Police in northwestern Pakistan have launched a manhunt for suspects, together with a Muslim professor, accused of killing a colleague from the minority Ahmadiyya sect following arguments on faith, officers mentioned.
On Monday, two males in Peshawar metropolis shot useless Naeemuddin Khattak, who held a doctorate in zoology and was a instructor at a university, police officer Ashoor Khan informed the dpa information company on Tuesday.
Khattak’s brother informed police a Muslim professor from one other school with whom the 56-year-old sufferer had heated arguments on faith shot him, Khan mentioned.
“We’re raiding attainable hideouts to arrest the suspect,” the police officer mentioned.
The incident occurred two months after a Pakistani-American man who belonged to the Ahmadiyya sect was shot useless inside a court docket throughout his trial below Pakistan’s blasphemy regulation.
The US State Division criticised the killing, urging Pakistan to repeal such legal guidelines to forestall crimes triggered by spiritual hatred.
Pakistan’s 4 million-strong Ahmadiyya group has confronted demise, intimidation and a sustained hate marketing campaign for many years.
Ahmadis insist they comply with Islam.

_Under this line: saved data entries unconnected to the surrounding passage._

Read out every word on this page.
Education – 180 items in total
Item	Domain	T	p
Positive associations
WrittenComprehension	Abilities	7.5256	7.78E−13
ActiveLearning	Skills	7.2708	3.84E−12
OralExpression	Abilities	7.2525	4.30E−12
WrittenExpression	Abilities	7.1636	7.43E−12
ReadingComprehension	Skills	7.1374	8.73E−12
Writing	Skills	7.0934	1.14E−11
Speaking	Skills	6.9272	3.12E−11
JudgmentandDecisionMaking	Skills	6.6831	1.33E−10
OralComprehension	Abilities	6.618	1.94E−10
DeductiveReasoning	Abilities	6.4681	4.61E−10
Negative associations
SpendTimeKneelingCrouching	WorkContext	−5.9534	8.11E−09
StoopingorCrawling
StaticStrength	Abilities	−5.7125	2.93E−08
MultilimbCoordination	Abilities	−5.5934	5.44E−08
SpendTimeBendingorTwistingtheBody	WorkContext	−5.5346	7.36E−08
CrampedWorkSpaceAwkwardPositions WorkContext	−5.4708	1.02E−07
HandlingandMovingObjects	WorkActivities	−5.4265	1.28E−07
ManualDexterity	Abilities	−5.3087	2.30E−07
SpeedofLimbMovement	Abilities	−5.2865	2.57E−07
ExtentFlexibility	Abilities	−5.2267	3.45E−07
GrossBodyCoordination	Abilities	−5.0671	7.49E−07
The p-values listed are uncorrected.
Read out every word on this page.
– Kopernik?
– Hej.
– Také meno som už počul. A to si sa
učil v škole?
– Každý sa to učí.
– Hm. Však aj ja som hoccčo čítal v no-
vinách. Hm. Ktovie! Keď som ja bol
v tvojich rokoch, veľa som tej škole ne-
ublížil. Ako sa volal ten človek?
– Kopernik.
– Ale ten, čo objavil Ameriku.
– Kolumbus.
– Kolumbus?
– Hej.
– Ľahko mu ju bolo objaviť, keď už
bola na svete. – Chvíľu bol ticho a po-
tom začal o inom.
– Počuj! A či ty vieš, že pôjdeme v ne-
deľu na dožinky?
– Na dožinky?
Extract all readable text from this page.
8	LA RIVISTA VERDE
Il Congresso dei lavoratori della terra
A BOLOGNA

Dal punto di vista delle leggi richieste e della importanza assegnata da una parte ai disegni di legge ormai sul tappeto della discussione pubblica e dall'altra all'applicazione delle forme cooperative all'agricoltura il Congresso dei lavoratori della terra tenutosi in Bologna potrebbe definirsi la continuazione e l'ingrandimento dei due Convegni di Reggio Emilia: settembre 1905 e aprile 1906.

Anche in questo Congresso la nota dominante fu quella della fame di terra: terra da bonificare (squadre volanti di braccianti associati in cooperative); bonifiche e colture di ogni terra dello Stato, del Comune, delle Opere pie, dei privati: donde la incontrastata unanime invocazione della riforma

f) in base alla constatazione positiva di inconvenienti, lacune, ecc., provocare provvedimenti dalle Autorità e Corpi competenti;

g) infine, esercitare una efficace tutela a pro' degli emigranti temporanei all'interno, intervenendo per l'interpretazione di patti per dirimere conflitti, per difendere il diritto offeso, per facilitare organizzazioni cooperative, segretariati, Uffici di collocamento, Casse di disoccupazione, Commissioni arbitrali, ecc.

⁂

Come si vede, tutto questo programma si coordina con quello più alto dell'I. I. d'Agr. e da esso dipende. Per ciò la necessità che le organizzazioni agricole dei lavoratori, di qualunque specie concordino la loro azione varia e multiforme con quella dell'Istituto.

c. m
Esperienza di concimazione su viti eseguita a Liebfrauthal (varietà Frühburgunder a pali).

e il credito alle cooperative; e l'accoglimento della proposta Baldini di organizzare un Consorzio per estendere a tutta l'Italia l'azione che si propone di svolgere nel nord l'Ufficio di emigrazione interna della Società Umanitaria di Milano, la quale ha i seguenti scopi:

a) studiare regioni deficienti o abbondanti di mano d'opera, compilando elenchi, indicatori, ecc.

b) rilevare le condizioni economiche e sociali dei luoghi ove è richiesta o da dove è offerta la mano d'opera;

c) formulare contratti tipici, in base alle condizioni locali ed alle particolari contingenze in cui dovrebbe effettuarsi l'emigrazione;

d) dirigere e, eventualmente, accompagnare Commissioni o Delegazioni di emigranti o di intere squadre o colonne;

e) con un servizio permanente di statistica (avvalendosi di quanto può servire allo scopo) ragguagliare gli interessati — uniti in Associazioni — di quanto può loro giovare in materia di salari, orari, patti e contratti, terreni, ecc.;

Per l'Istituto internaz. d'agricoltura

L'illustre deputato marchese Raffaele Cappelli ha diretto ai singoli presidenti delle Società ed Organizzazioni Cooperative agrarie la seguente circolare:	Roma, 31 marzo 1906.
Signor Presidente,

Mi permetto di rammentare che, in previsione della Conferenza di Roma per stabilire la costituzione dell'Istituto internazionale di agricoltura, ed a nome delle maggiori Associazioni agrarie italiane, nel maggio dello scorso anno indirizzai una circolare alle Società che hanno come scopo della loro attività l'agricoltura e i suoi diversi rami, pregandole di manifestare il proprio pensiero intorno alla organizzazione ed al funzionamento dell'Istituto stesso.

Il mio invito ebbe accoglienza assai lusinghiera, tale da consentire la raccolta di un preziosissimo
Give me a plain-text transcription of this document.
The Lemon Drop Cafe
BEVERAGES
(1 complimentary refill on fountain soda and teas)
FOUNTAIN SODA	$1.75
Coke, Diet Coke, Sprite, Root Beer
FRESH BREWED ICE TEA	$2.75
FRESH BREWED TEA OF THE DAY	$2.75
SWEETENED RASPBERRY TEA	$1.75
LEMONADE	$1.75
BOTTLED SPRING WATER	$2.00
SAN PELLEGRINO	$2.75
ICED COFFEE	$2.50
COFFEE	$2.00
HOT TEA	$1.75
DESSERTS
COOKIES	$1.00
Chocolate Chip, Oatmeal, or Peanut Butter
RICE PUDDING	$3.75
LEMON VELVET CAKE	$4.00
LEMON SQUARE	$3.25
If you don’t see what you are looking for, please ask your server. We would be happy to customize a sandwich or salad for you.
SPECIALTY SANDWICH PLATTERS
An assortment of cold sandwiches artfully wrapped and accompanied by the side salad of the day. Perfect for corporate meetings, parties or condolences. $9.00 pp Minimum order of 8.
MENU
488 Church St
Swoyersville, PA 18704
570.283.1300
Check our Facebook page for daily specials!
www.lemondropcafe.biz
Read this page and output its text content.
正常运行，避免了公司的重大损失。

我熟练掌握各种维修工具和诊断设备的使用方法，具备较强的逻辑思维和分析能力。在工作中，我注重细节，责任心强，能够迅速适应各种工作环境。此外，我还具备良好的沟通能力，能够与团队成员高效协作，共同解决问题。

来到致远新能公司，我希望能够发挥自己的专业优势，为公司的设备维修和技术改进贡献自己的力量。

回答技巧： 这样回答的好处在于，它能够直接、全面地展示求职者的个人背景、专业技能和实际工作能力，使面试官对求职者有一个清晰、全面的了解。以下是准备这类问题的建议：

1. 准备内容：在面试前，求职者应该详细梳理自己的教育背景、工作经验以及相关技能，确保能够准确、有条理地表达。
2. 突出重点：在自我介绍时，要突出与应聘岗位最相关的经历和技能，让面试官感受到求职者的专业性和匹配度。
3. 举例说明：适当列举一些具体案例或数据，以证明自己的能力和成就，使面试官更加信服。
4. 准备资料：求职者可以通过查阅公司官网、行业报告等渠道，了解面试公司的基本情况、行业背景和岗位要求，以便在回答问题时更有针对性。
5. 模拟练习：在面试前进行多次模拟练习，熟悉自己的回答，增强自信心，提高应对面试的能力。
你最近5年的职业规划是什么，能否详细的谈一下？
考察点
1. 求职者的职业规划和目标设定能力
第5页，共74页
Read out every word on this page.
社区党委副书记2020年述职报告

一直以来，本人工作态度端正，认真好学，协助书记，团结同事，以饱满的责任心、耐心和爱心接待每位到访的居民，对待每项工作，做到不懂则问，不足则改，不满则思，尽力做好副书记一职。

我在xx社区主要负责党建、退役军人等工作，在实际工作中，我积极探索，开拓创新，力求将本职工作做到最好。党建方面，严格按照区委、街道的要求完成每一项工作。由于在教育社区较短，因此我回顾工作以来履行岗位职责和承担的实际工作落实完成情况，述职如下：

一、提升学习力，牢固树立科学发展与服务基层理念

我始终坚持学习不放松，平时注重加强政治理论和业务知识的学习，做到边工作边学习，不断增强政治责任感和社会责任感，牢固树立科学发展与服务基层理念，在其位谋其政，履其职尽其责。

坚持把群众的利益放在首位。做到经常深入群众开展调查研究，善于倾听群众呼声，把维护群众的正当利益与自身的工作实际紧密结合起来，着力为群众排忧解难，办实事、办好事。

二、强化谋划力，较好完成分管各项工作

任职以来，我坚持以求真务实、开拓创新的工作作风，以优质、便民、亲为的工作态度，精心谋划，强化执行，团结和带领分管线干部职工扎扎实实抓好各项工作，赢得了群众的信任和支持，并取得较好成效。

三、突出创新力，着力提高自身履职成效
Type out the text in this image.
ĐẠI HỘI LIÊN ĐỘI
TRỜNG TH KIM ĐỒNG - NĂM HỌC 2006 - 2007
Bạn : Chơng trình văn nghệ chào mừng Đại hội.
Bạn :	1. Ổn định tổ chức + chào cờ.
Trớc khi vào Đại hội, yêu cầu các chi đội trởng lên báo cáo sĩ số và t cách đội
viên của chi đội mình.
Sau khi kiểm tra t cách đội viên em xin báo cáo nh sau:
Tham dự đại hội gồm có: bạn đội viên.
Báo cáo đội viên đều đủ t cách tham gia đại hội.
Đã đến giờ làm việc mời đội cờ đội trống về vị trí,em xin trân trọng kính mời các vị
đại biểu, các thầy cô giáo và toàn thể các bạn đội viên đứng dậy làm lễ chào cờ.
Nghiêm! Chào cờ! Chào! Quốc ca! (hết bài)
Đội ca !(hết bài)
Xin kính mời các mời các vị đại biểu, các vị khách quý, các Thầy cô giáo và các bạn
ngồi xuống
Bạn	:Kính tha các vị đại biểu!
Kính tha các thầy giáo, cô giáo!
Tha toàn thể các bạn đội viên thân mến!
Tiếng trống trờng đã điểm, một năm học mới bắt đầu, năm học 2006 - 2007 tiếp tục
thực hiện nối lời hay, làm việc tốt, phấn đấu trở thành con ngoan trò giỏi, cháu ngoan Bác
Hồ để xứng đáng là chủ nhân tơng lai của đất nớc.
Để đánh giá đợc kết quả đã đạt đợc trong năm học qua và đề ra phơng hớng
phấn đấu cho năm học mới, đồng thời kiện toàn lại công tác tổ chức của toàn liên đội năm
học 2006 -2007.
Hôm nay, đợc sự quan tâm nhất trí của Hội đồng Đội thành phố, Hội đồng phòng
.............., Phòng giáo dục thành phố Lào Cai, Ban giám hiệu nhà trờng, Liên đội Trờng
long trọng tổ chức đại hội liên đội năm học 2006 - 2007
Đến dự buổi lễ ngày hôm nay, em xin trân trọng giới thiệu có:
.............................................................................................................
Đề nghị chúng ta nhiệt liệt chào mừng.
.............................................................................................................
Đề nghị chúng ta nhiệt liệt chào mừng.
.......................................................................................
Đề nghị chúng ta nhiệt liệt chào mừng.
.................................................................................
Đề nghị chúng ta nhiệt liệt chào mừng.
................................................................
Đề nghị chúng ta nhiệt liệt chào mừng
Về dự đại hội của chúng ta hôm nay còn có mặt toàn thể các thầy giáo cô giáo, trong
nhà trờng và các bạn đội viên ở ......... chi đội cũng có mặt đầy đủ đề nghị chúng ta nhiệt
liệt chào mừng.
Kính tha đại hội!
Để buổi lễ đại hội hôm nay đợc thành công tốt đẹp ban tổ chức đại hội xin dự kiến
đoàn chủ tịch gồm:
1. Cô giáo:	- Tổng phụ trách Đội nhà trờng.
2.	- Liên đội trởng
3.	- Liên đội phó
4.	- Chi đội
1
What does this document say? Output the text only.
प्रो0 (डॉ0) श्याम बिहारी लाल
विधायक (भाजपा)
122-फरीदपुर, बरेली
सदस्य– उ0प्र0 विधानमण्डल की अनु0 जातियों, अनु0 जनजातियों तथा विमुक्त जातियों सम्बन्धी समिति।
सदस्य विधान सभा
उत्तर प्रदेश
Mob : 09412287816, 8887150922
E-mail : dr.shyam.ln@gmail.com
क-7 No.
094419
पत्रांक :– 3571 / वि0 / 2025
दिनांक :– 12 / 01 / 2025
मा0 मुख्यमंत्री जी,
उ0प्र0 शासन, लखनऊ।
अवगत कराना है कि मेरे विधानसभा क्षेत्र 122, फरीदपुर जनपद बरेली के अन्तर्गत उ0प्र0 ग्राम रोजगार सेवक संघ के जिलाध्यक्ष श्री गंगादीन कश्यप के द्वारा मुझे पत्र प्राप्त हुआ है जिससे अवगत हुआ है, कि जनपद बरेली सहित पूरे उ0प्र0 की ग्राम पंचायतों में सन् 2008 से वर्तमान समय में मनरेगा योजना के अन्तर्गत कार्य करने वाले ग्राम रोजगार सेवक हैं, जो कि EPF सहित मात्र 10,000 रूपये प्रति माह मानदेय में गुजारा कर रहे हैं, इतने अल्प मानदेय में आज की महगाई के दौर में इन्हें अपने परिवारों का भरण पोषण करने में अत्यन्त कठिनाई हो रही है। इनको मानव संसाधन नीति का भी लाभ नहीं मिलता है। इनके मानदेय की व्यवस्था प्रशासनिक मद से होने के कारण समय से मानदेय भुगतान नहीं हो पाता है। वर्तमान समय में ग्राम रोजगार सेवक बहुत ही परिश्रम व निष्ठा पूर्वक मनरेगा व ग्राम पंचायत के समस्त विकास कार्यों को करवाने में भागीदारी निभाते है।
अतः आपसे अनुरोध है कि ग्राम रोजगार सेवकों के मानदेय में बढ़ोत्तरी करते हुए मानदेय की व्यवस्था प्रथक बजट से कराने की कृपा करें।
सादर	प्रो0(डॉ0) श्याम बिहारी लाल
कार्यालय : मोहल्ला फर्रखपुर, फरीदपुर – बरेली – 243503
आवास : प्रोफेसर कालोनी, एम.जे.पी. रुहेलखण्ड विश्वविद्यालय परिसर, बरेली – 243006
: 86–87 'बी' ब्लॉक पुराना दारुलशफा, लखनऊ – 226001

Nevertheless, Pakistan declared the group non-Muslim in 1974 for concerning their sect’s founder, Ghulam Ahmad, as a prophet. Orthodox Islam holds Muhammad was its final prophet.
Greater than 260 members of the sect have been killed in gun or bomb assaults since 1984 when the sectarian violence began in Pakistan, in response to statistics compiled by the neighborhood.